Y estaba a la mitad de hacer algo.

—Asari, ¿qué estás haciendo? —Giotto saludó a su Guardián de la Lluvia. Por alguna razón, su híper intuición le dijo que su Guardián de la Lluvia estaba tramando algo.

—Nada, no hago nada —Dijo Asari nerviosamente mientras intentaba ocultar algo antes de volverse para saludar a su jefe.

Giotto inmediatamente se congeló en sus pasos cuando vio la cara de Asari.

—Asari, ¿de qué son las migajas alrededor de tu boca? —Él oró profundamente en su corazón de que no fuera lo que pensaba que era.

—Oh, es tu pastel crujiente de fresa —dijo Asari en un tono despistado mientras se limpiaba la cara antes de que se diera cuenta de lo que había dicho en la cabeza. Él acababa de exponer su secreto.

Giotto inmediatamente se desplomó en el suelo y empezó a patalear.

—¡NO! Mi precioso pastel de fresa, ¿cómo pudiste comértelo?

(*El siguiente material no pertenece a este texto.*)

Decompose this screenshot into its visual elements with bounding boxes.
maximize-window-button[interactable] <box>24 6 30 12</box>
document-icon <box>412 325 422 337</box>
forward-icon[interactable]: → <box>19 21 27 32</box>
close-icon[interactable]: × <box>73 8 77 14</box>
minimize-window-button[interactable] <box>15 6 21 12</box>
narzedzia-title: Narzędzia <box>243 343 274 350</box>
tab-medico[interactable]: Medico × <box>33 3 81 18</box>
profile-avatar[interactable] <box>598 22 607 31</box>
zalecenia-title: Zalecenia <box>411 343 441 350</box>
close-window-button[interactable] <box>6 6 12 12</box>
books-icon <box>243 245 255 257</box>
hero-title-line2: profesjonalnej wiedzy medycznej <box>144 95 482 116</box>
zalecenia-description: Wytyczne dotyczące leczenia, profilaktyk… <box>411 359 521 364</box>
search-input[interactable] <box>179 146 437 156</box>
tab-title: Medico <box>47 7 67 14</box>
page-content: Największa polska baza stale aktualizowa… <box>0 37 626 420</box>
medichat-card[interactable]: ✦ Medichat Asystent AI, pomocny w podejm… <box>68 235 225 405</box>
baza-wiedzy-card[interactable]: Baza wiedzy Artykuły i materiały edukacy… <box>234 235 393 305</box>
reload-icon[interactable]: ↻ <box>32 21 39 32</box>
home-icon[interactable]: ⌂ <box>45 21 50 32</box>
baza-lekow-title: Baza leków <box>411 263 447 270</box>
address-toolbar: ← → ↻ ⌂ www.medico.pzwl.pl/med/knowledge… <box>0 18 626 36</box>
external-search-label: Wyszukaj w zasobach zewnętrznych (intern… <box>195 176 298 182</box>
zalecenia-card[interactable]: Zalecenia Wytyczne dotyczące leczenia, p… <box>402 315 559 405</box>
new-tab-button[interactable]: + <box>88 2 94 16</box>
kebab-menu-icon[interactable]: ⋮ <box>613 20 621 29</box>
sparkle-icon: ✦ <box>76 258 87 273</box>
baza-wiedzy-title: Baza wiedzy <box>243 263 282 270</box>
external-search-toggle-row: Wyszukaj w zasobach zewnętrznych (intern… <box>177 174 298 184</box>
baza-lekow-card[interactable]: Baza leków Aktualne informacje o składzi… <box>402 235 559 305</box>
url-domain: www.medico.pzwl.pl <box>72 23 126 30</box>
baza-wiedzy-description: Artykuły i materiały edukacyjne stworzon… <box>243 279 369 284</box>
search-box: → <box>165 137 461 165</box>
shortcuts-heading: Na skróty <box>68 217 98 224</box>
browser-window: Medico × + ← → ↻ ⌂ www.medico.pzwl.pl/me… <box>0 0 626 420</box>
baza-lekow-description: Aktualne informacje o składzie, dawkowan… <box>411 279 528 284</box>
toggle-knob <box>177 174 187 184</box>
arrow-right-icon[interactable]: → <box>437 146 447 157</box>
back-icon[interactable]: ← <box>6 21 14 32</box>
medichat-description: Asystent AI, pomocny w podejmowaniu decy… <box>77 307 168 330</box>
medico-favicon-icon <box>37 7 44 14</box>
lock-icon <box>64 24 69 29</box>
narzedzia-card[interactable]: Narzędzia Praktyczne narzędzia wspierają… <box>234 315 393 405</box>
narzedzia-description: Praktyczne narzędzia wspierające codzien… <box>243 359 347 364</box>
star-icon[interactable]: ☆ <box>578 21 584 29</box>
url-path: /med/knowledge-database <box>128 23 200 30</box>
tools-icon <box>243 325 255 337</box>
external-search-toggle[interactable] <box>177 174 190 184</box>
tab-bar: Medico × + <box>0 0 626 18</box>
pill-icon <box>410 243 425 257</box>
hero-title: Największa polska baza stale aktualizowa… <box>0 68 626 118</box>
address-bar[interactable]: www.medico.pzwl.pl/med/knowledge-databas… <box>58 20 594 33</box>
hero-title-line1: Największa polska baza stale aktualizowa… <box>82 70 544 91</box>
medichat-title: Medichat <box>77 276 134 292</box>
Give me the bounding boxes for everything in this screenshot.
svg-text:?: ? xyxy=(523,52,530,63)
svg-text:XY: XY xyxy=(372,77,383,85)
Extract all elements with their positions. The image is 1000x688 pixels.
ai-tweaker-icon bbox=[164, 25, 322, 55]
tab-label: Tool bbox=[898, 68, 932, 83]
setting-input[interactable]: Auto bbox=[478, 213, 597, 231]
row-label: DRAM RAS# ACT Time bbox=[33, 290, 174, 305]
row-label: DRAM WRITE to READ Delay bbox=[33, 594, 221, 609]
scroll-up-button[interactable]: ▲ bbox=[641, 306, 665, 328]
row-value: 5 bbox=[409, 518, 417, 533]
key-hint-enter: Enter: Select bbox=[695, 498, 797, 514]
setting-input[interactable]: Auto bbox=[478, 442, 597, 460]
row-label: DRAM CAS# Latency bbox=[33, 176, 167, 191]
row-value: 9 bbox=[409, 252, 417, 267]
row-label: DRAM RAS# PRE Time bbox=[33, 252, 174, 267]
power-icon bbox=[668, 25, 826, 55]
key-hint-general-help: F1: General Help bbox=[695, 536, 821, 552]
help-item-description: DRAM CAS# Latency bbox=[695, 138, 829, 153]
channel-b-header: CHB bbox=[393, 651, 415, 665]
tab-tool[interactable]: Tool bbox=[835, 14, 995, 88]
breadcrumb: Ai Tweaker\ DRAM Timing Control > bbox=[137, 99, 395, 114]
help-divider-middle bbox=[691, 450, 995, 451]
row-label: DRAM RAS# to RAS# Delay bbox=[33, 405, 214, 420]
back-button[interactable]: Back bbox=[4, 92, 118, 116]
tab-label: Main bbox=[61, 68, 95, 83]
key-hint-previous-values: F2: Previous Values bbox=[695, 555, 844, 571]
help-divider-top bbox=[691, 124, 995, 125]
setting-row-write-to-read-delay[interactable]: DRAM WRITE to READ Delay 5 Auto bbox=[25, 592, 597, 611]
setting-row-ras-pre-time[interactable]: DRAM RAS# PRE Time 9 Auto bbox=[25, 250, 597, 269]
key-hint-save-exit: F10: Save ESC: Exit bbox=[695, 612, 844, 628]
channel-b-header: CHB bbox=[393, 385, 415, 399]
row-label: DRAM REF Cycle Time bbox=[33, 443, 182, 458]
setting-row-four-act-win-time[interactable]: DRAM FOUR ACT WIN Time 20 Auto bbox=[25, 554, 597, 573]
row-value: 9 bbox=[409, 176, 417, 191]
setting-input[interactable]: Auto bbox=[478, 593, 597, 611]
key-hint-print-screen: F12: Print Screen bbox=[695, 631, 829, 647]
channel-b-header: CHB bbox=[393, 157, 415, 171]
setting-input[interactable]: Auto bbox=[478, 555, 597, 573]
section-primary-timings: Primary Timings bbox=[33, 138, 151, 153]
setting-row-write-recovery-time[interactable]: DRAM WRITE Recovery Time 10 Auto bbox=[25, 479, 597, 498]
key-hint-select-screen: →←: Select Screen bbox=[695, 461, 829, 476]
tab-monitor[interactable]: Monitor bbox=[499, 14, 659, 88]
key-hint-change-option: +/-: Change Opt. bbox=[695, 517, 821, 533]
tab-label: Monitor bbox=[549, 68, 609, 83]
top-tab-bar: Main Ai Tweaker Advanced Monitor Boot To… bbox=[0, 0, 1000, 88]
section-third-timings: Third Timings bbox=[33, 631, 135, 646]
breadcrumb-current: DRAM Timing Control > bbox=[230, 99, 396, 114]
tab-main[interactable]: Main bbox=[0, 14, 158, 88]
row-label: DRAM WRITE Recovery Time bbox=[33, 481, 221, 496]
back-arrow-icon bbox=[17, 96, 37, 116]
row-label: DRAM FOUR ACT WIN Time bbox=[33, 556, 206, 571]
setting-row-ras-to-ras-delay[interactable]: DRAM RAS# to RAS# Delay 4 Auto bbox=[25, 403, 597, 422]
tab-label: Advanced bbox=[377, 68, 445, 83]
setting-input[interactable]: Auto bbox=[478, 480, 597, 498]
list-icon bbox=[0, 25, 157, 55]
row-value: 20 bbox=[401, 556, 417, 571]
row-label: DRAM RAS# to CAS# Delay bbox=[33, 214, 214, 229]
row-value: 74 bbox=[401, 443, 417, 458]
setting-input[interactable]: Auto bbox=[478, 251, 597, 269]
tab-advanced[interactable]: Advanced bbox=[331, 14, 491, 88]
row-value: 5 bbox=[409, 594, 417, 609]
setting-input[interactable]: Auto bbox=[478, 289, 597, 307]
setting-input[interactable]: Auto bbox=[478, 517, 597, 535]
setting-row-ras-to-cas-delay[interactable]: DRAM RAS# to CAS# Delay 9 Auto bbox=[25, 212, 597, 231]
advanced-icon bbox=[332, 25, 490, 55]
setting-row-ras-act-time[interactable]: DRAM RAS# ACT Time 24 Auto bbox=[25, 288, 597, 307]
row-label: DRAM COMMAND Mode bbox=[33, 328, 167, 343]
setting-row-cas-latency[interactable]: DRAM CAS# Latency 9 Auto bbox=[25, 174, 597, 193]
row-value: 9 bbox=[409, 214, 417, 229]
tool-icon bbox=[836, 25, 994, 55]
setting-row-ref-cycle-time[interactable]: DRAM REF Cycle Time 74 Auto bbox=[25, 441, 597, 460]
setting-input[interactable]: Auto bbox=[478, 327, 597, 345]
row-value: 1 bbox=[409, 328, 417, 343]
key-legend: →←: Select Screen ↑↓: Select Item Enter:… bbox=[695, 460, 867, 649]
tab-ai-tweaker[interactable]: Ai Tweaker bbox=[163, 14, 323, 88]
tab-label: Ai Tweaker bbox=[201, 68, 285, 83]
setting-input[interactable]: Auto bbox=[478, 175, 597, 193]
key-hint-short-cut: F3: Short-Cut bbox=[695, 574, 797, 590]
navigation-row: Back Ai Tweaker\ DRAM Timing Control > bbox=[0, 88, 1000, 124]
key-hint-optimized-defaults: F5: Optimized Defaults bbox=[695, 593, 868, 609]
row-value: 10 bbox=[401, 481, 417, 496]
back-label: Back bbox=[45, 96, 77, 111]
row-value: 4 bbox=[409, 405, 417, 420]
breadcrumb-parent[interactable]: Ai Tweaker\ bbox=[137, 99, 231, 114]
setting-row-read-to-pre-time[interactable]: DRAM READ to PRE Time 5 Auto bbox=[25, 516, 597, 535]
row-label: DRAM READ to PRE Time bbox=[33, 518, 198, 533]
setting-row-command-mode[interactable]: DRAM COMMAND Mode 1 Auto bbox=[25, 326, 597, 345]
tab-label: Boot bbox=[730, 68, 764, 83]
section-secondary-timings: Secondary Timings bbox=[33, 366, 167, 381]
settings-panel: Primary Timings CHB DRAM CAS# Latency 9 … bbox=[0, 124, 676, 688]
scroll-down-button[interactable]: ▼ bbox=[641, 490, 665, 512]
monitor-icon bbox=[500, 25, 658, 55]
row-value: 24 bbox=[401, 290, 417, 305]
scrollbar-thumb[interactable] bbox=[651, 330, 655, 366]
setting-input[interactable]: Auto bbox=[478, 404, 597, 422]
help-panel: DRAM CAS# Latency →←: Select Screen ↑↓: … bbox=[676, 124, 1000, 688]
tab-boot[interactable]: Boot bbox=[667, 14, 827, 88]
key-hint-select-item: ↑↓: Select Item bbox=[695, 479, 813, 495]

—Giotto, por favor, no llores. Todavía tienes tu pastel de vainilla —razonó Asari mientras ponía el plato de pastel de vainilla en la mano de Giotto y ayudaba a su jefe a levantarse.

Giotto iba a calmarse cuando Knuckle de repente irrumpió en el estudio y gritó con fuerza—: Giotto, vamos a tener una pelea amistosa.

Al hacer esa ruidosa declaración, Knuckle golpeó el aire, y golpeó accidentalmente el pastel de vainilla en la mano de Giotto. Los ojos de todos se abrieron cuando el pastel se alzó por el aire. Giotto se deslizó en un intento desesperado para salvar a su pastel. Por desgracia, no fue lo suficientemente rápido. El pastel se desparramó por el suelo.

Silencio.

Silencio mortal.

Un aura oscura empezó a salir de Giotto. Asari y Knuckle lo tomaron como una señal para que salieran de allí tan rápido como pudieran. Como Giotto estaba sólo en la habitación, decidió en añadir a Asari y Knuckle en su lista.